Mask the Redundancy: Evolving Masking Representation Learning for Multivariate Time-Series Clustering¶

Conference: AAAI2026 arXiv: 2511.17008 Code: yueliangy/EMTC Area: Time Series Keywords: multivariate time-series clustering, masking, representation learning, contrastive learning

TL;DR¶

This paper proposes EMTC, a framework that dynamically masks redundant timestamps via Importance-aware Variate-wise Masking (IVM), combined with Multi-Endogenous Views (MEV) generation and cluster-guided contrastive learning, achieving an average F1 improvement of 4.85% across 15 MTS clustering benchmarks.

Background & Motivation¶

State of the Field¶

Background: Multivariate time-series (MTS) clustering aims to discover intrinsic grouping patterns in data. However, MTS data contains substantial redundancy (e.g., steady-state operation records, zero-output intervals), which weakens the model's focus on critical timestamps.
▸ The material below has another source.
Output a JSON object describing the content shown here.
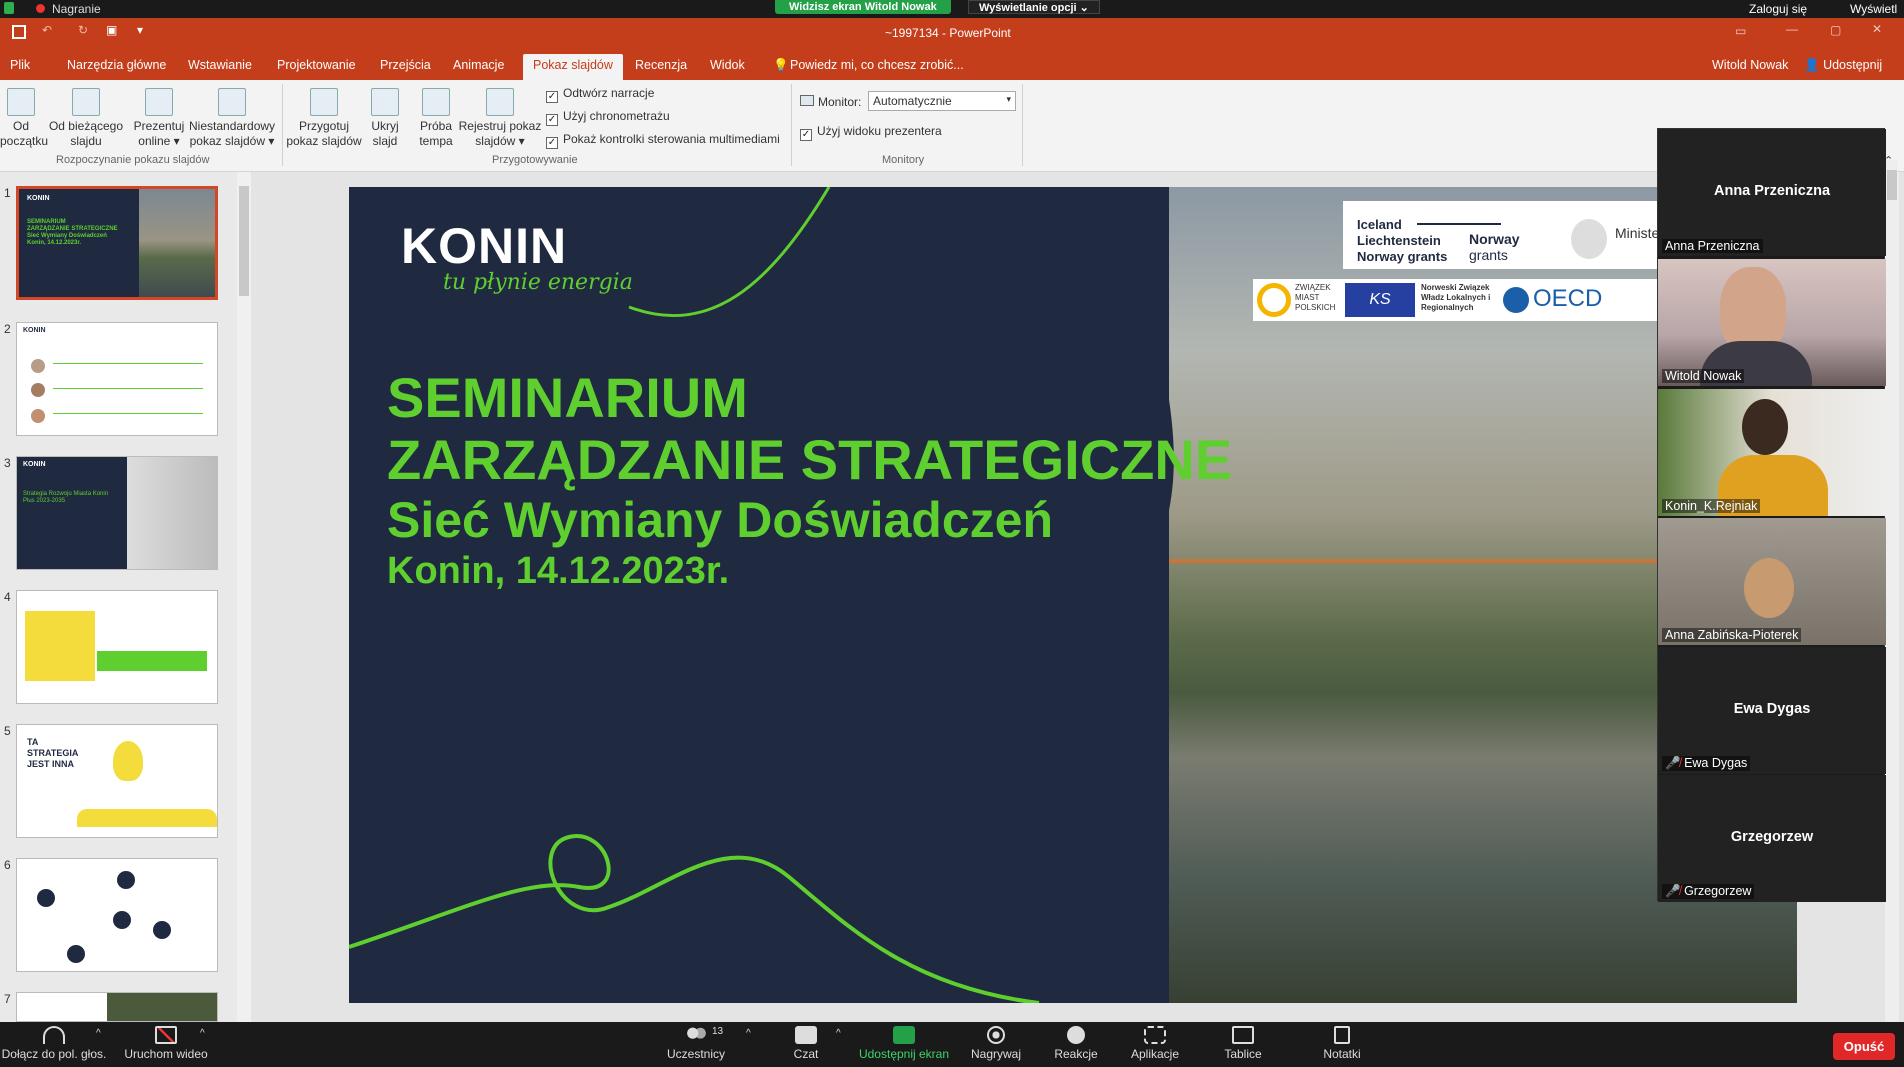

Issues with existing methods:

Starting Point¶

Key Insight: Autoencoder-based methods (DeTSEC, RDDC): reconstruction objectives tend to retain redundant information.

Limitations of Prior Work¶

Limitations of Prior Work: Contrastive learning methods (TimesURL, FCACC): performance is highly sensitive to the design of data augmentation strategies; misalignment with the clustering distribution amplifies redundancy.

Root Cause¶

Key Challenge: Attention mechanisms: soft weighting preserves the complete input structure and may be misled by highly activated yet uninformative patterns.

Additional Notes¶

Additional Notes: Static masking (Ti-MAE, TS-MVP): fixed masking strategies cannot dynamically adapt to the clustering task as learning progresses.

Core Insight: The masking strategy should co-evolve with the clustering objective, dynamically excluding redundant timestamps irrelevant to clustering.

Method¶

IVM: Importance-aware Variate-wise Masking¶

Univariate view generation: An embedding \(Z^{(d)} = f_{\theta}^{(d)}(X)\) is generated independently for each variate \(d\).
Content-aware importance estimation: An attention mechanism computes an importance score \(S_i^{(d)}\) for each timestamp.
Redundant timestamp masking: A threshold \(\epsilon\) filters low-importance timestamps, producing a binary mask \(M_i^{(d)}(t)\); element-wise multiplication with the original input yields the masked input \(\widetilde{X}\).
The mask is dynamically updated at each epoch as learning progresses ("evolving masking").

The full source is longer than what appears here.